Despite the present significance of its subject matter (little faith and doubt, faith and doubt), this book is unsatisfactory in the re­viewer’s estimate. The methodological problems begin with the first sentence of the preface (by the director): »Only in the gospel of Matthew does Jesus speak of little faith.« This is plainly false, as noted on p. 9. But the book’s method prevents it from facing the music posed by the synoptic question. Most hard questions are studi­ously and endlessly deferred, e. g., the structure of the gospel (253); C. seems not to see that the tripartite division of Matthew is an ideological strategy to minimize the role of the discourses. The book tends to pious exaggeration (e. g., 184 and 191), while showing no use of historical or sociological reality checks. (There is no index of references, so it is hard to check the use of sources, e. g., Josephus.) C. only admits rhetorical exaggeration in the gospel when he is pushed to the wall (207); there he denounces the »delusion of omnipotence« regarding the moving of mountains; this is a form of theo­logical critical thinking which he otherwise avoids.

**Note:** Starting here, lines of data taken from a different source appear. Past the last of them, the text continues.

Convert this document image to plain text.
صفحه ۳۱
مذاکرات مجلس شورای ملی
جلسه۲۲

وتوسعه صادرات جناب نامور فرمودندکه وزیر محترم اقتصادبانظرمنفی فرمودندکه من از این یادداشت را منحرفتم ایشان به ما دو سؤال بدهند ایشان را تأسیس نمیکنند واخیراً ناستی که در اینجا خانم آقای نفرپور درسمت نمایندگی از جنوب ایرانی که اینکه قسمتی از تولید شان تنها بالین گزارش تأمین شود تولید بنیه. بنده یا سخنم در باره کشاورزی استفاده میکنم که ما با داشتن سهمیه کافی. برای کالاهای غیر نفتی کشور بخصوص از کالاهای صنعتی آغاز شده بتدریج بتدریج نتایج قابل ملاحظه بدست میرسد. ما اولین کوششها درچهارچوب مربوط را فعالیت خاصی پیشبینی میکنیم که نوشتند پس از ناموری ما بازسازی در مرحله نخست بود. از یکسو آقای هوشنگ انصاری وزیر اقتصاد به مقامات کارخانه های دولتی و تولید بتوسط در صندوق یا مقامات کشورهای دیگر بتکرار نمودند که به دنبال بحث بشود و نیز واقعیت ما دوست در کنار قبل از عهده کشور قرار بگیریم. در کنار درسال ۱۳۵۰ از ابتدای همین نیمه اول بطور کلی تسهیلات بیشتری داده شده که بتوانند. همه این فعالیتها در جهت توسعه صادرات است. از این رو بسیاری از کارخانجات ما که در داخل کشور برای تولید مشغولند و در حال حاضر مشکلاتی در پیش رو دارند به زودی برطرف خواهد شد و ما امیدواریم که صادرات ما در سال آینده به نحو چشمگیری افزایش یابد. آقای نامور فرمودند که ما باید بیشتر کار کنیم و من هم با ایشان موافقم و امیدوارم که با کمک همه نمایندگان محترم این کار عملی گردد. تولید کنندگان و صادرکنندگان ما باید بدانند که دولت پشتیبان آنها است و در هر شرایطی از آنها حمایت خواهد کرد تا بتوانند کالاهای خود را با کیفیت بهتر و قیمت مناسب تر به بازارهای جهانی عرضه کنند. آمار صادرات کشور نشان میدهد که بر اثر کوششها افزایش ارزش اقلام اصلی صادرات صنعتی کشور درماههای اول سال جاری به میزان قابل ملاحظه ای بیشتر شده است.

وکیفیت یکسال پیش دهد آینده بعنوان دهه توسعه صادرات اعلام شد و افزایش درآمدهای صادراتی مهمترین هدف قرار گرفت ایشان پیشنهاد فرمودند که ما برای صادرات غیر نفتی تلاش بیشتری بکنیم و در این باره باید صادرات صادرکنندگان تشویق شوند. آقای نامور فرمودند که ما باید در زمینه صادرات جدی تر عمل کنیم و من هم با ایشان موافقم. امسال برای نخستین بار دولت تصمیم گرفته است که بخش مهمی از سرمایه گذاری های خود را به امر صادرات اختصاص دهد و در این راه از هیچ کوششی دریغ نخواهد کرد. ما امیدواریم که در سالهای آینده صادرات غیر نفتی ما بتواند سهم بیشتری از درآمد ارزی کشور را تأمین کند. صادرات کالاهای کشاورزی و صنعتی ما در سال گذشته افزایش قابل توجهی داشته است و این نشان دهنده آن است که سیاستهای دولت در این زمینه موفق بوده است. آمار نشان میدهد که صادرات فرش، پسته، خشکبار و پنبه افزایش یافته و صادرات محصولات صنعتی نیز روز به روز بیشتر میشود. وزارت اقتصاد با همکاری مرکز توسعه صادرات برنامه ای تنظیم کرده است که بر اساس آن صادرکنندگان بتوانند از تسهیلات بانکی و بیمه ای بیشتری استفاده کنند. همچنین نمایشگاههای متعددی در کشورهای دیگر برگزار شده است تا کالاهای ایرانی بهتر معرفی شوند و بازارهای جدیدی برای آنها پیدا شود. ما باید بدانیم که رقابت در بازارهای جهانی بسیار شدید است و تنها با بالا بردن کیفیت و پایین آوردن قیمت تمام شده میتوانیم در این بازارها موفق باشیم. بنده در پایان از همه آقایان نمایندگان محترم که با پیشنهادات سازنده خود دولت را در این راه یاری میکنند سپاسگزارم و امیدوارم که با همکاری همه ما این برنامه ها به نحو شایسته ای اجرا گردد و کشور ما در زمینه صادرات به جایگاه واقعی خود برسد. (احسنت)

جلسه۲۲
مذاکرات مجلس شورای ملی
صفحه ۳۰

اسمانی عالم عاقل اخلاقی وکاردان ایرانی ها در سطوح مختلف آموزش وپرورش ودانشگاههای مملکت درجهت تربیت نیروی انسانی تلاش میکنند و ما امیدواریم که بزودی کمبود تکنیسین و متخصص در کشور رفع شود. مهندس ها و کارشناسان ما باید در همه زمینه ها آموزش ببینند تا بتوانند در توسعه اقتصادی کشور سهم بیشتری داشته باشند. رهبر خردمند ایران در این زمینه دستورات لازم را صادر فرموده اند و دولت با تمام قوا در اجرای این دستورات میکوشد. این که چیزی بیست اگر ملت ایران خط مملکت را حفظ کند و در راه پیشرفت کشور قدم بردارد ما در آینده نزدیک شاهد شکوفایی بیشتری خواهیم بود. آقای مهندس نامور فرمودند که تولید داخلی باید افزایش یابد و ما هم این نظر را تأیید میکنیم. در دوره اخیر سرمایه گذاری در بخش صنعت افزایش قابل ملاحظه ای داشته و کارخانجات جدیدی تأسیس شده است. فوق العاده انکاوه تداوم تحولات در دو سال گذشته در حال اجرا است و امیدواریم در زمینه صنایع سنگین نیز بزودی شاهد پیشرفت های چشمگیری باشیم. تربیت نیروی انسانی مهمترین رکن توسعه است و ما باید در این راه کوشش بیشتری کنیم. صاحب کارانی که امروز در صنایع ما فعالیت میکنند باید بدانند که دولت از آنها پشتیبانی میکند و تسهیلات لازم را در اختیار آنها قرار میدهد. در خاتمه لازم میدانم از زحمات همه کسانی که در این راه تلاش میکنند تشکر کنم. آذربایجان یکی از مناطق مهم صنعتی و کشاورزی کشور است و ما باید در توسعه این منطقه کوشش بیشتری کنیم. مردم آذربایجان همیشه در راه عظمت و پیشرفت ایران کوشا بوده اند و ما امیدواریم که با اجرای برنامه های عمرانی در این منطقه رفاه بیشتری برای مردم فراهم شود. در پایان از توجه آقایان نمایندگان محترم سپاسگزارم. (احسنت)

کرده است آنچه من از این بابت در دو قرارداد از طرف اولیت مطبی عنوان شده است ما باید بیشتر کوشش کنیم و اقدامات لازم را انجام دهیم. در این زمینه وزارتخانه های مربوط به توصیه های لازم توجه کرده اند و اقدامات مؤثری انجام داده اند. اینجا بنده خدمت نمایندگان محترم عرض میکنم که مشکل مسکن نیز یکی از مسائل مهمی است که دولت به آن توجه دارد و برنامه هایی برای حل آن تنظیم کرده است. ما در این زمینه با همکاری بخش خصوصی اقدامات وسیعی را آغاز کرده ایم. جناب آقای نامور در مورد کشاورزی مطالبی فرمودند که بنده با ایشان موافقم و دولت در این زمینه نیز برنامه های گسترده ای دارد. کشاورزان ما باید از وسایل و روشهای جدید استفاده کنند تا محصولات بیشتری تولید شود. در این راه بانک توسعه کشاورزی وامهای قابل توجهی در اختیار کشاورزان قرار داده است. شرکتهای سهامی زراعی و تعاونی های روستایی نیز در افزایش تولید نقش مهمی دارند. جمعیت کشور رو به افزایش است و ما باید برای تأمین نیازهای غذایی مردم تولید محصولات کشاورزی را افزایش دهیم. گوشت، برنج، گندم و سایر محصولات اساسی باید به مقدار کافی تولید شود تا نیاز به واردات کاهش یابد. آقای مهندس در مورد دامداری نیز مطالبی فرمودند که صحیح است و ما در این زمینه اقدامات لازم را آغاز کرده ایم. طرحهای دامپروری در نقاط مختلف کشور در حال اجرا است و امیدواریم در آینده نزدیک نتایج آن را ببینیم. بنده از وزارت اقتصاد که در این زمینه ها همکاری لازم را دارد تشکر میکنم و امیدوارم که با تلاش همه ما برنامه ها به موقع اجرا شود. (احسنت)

The required length is attained by simply rehearsing what the gospel says, e. g., by studying other passages in Matthew, that is, by enlarging the context. This is not a wrong approach in itself, but since the surface of the texts is hardly ever penetrated, the result gives the impression of a certain shallow diffusion of energy. Since comparisons with Q and Mark are avoided, the picture of Mat­thew’s theology is blurred. C.s missed opportunities, for the review­er, were a consideration of the five sins of Peter (Matt 14:31; 16:22; 26:56; 26:69–55; Gal 2:11–14) taken as a group, and a deeper reflection on the values and dangers of doubt: heuristic tool, paralyzing suspicion, safeguard against fanaticism, violence, hatred, illusion. It is regrettable that an inadequate method has turned an important redactional theme into a timid and tedious book, which how­ever shows great discipline and promise for the future.